All calories are not created equal
All calories are not created equal - simply counting calories may not be the best way to predict weight loss. Let's break down the data.
Calorie counting has long been the focus of fad dieting. Fad diets started popping up in the early 1800s - in fact the low carb diet popularized by Dr. Atkin in the 1990's was actually first described in a cookbook written in 1825. Until recently, calorie counting seemed entirely logical. If you eat more calories than you burn, that net calorie increase results in weight gain.
It's really easy to cherry pick individual studies to support one diet over another. Eat whatever you want as long as it's low fat and high carb? There's a study for that. Restrict calories, avoid sugar? There's a study for that. The most recent trend has been in maximizing protein intake, but even when looking at high versus low protein intake, it was ultimately not protein intake that predicted increases in body fat. Simply being health conscious enough to be mindful about what you eat seems to matter more than any specific fad diet itself.
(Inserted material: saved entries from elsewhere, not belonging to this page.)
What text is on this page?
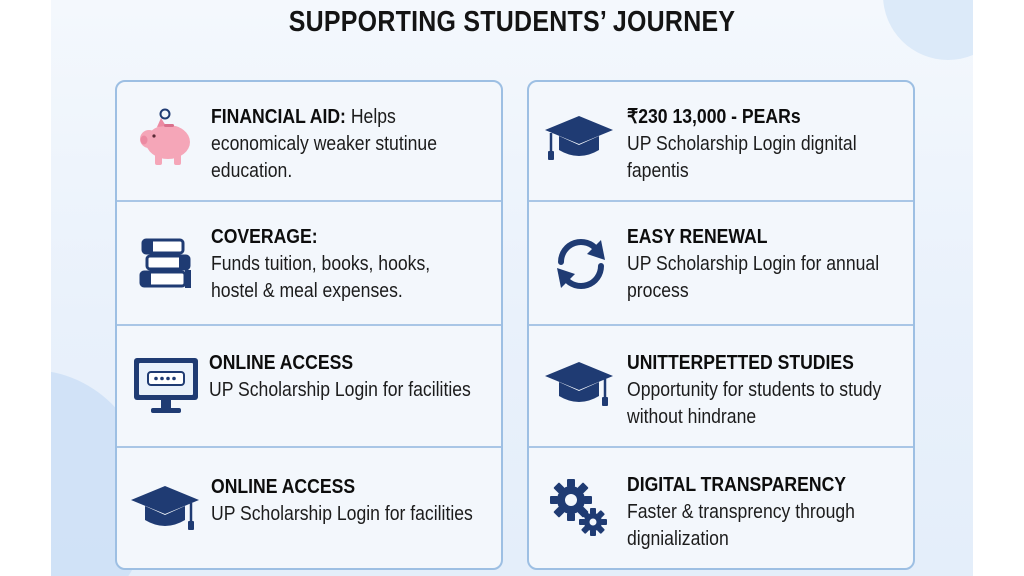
SUPPORTING STUDENTS’ JOURNEY
FINANCIAL AID: Helps
economicaly weaker stutinue
education.
COVERAGE:
Funds tuition, books, hooks,
hostel & meal expenses.
ONLINE ACCESS
UP Scholarship Login for facilities
ONLINE ACCESS
UP Scholarship Login for facilities
₹230 13,000 - PEARs
UP Scholarship Login dignital
fapentis
EASY RENEWAL
UP Scholarship Login for annual
process
UNITTERPETTED STUDIES
Opportunity for students to study
without hindrane
DIGITAL TRANSPARENCY
Faster & transprency through
dignialization
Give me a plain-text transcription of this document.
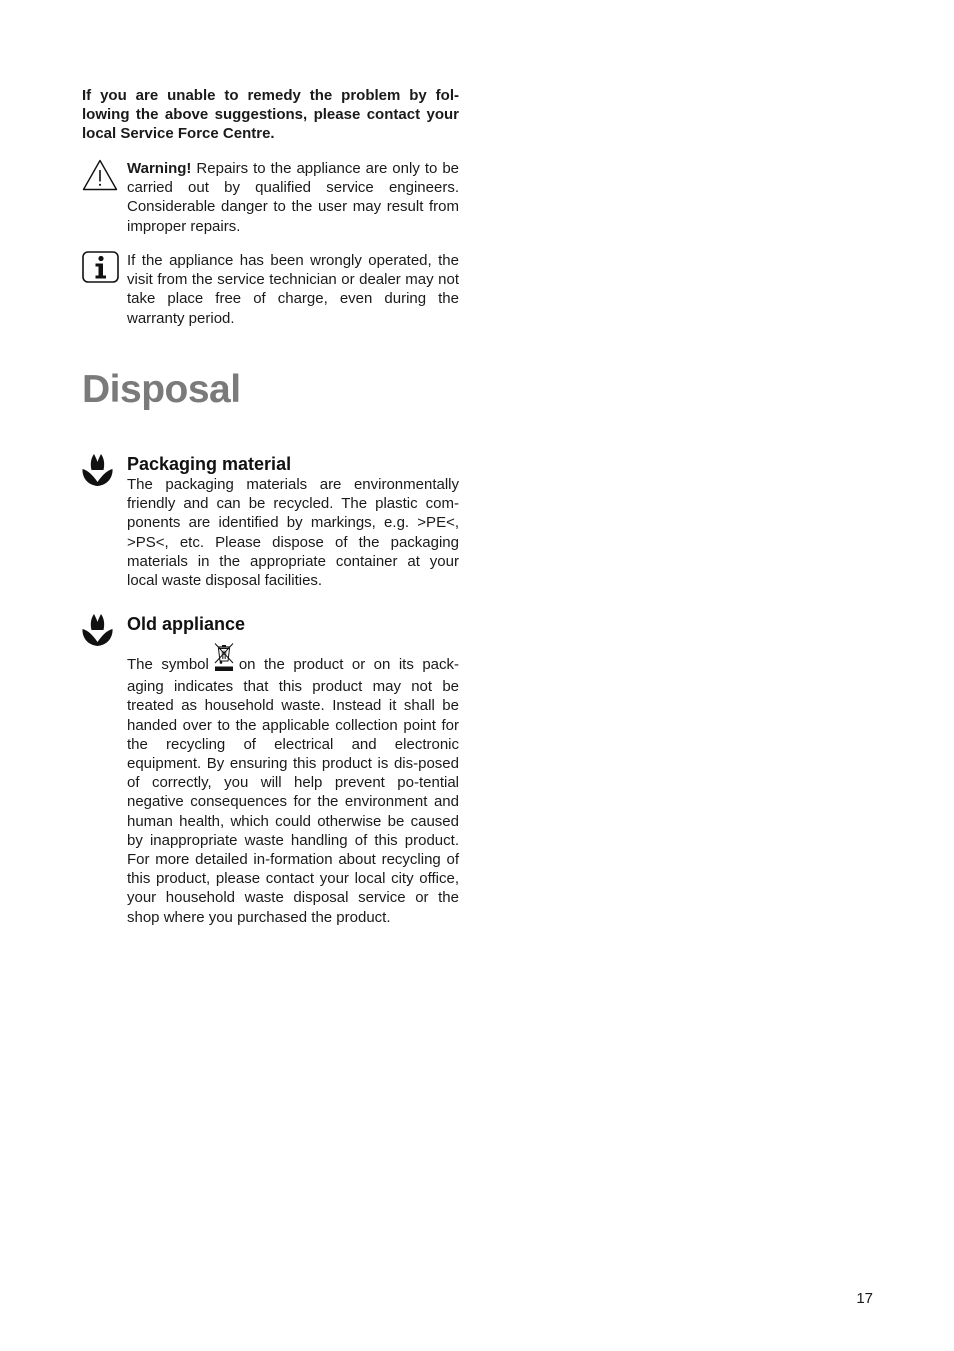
If you are unable to remedy the problem by fol-lowing the above suggestions, please contact your local Service Force Centre.

Warning! Repairs to the appliance are only to be carried out by qualified service engineers. Considerable danger to the user may result from improper repairs.

If the appliance has been wrongly operated, the visit from the service technician or dealer may not take place free of charge, even during the warranty period.

Disposal
Packaging material

The packaging materials are environmentally friendly and can be recycled. The plastic com-ponents are identified by markings, e.g. >PE<, >PS<, etc. Please dispose of the packaging materials in the appropriate container at your local waste disposal facilities.

Old appliance

The symbol on the product or on its pack-aging indicates that this product may not be treated as household waste. Instead it shall be handed over to the applicable collection point for the recycling of electrical and electronic equipment. By ensuring this product is dis-posed of correctly, you will help prevent po-tential negative consequences for the environment and human health, which could otherwise be caused by inappropriate waste handling of this product. For more detailed in-formation about recycling of this product, please contact your local city office, your household waste disposal service or the shop where you purchased the product.

17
There is so much more than diet alone that influences weight gain (check out our article on sleep for one example), and just because calorie counting may not make sense for fat reduction, I want to be clear that limiting portion size has a ton of other health benefits. There's promising data for calorie restriction in terms of its effect on aging, but ultimately I'm personally wary of any "all this none of that" type diets.
Fortunately, our understanding of food science has improved a lot, even since the 90's. Aside from it being nearly impossible to accurately count calories, even trying to "exercise off" a bad diet proves futile. The most recent study in this arena showed no difference between a healthy low-fat diet compared to a healthy low-carb diet. Therein lies the question - what is healthy? In that study, cutting back on added sugar, avoiding packaged products and ensuring plenty of vegetables and whole foods all seemed to be the key ingredients to significant weight loss. Importantly, there was no magic number of calories the study participants were limited to - they could eat as much "healthy" food as they wanted.
As a big fan of keeping things simple, I loved reading these results. My personal approach is to try and make my diet more plant than meat based, avoid processed foods whenever possible, and ensure there is plenty of natural fiber and whole grains in what I eat. Michael Pollan nicely summarizes this approach in seven words: "Eat food, not too much, mostly plants."